Si les ravisseurs accusent leur otages de collaborer avec le régime syrien, Mgr Alnemeh affirme qu'il s'agit "de pauvres gens, de simple paysans". "Comment voulez-vous que des femmes et des enfants collaborent avec le régime?", s'indigne le prélat.
Désemparé, Mgr Alnemeh explique ne pas avoir les moyens d'obtenir la libération des otages : "Nous ne pouvons pas nous rendre sur place. Tout ce que nous pouvons faire, c'est contacter les organismes de l'Onu, les ONG et les médias".

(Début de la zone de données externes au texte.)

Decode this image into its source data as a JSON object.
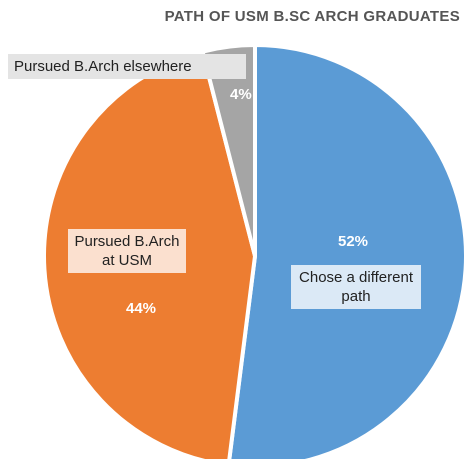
{
  "chart_data": {
    "type": "pie",
    "title": "PATH OF USM B.SC ARCH GRADUATES",
    "categories": [
      "Chose a different path",
      "Pursued B.Arch at USM",
      "Pursued B.Arch elsewhere"
    ],
    "values": [
      52,
      44,
      4
    ],
    "value_labels": [
      "52%",
      "44%",
      "4%"
    ],
    "colors": [
      "#5b9bd5",
      "#ed7d31",
      "#a5a5a5"
    ]
  }
}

Assurant que le contact avec les otages est perdu depuis mardi, le prélat souligne que les négociations sont quasi inexistantes. "Tout ce que nous avons pu faire pour le moment c'est parler à un cheikh proche des groupes islamistes, mais le contact a été rompu, explique Mgr Alnemeh. Nous sommes en contact permanent avec le gouvernement syrien, mais celui-ci ne peut pas se rendre sur place, non plus, afin d'obtenir la libération des villageois".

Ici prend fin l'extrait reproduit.